Le HCR accélère l'enregistrement des réfugiés syriens au Liban

Avec 1,5 million de réfugiés jusqu'à présent, le HCR s'efforce de veiller à l'enregistrement des nouveaux arrivants syriens. Parmi eux, il y a des personnes comme Dana et ses enfants au Liban.

Une fillette syrienne se fait vacciner contre la rougeole après l'enregistrement de sa famille dans le centre d'enregistrement de Zahlé.   © HCR/G.Beals

ZAHLE, Liban, 27 mai (HCR) - Il est 11 heures du matin au centre d'enregistrement du HCR de Zahlé et la salle est bondée. Dana, 30 ans, arrivée en janvier avec ses quatre enfants après avoir été en fuite pendant des mois en Syrie, est ici pour se faire enregistrer comme réfugiée. Cela leur permettra d'obtenir l'aide et la protection dont ils ont besoin.

La famille a quitté Alep, dans le nord de la Syrie, pour la campagne quand les bombardements ont commencé dans son quartier l'année dernière. Mais la nourriture est venue à manquer. En janvier de cette année, Dana a décidé d'opter pour une possibilité qu'elle n'avait jamais envisagée. Elle a traversé la frontière pour s'installer dans la Vallée de la Bekaa au Liban.

Pendant plusieurs mois, la famille a essayé de joindre les deux bouts, jusqu'à ce qu'ils apprennent qu'ils pouvaient bénéficier d'une aide et d'une protection du HCR. L'enregistrement de la famille est arrivé à temps. Ces 30 derniers jours, le seul revenu dont ils bénéficiaient provenait du fils de Dana, âgé de 11 ans, qui gagnait 28 dollars par semaine en travaillant comme ouvrier.
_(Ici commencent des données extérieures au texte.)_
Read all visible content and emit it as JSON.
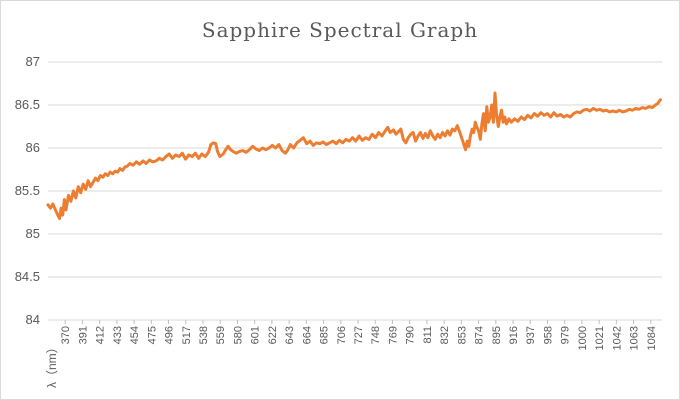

Ils vivent de pain et de quelques autres produits essentiels. « Je m'inquiète pour l'argent. Je m'inquiète pour la survie de mes enfants », déclare Dana, en attendant d'être enregistrée à Zahlé. « Je pense trouver un travail et je m'inquiète de ne pas en trouver. J'ai encore l'espoir que le HCR me donne une aide ».

La semaine dernière, plus de 980 familles sont arrivées au centre après avoir fui le conflit en Syrie pour trouver un abri dans la Vallée de la Bekaa. « Ici, à Zahlé, nous enregistrons entre 1 200 et 1 300 personnes par jour », affirme Phillip Kibui, officier associé chargé de l'enregistrement au HCR. « Nous devons réduire la période d'attente ».

Les chiffres montrent que cet objectif est atteint pour la première fois au Liban. En avril, alors que plus de 90 000 réfugiés étaient enregistrés, la période d'attente est passée de plus d'un mois à 28 jours en moyenne dans l'ensemble du pays.

Avec plus de 250 000 réfugiés fuyant actuellement la Syrie chaque mois, le HCR travaille avec acharnement pour aider à satisfaire les besoins de tous ceux qui ont franchi la frontière syrienne. Au Liban, quelque 4 200 réfugiés s'adressent quotidiennement au HCR pour être enregistrés.

L'enregistrement constitue la première étape, et la plus cruciale, pour assurer que les réfugiés bénéficient de droits dans les pays vers lesquels ils fuient. C'est aussi le moment à partir duquel les réfugiés peuvent commencer à bénéficier d'une assistance, notamment des matelas, des ustensiles de cuisine, des couvertures, des soins de santé, de la nourriture et l'accès à l'éducation.

Le HCR a fait d'énormes progrès pour réduire le temps d'attente pour l'enregistrement, malgré la hausse stupéfiante du nombre de Syriens franchissant la frontière vers le Liban. De ce fait, les réfugiés, en majorité des femmes et des enfants, ont maintenant moins de risques de devenir vulnérables.

Le succès de l'agence pour les réfugiés a reposé sur une double stratégie consistant à renforcer le nombre de collaborateurs chargés de l'enregistrement et à rationaliser le processus. Au cours des trois derniers mois, au bureau de Zahlé, le nombre d'assistants chargés de l'enregistrement au HCR est passé de 15 à 21.

Dans le même temps, l'agence a fait des efforts pour interroger les nouveaux arrivants afin de veiller à ce que les mères célibataires, les enfants non accompagnés, les personnes âgées, les victimes de torture et autres personnes vulnérables bénéficient d'une aide adaptée.

Certains Syriens ont peur de s'enregistrer. Les communautés minoritaires et d'autres personnes craignent que l'enregistrement attire le châtiment d'autres réfugiés ou de l'un des nombreux groupes ethniques et religieux au Liban. Le HCR coopère avec plusieurs communautés et organisations caritatives religieuses pour les encourager à se présenter.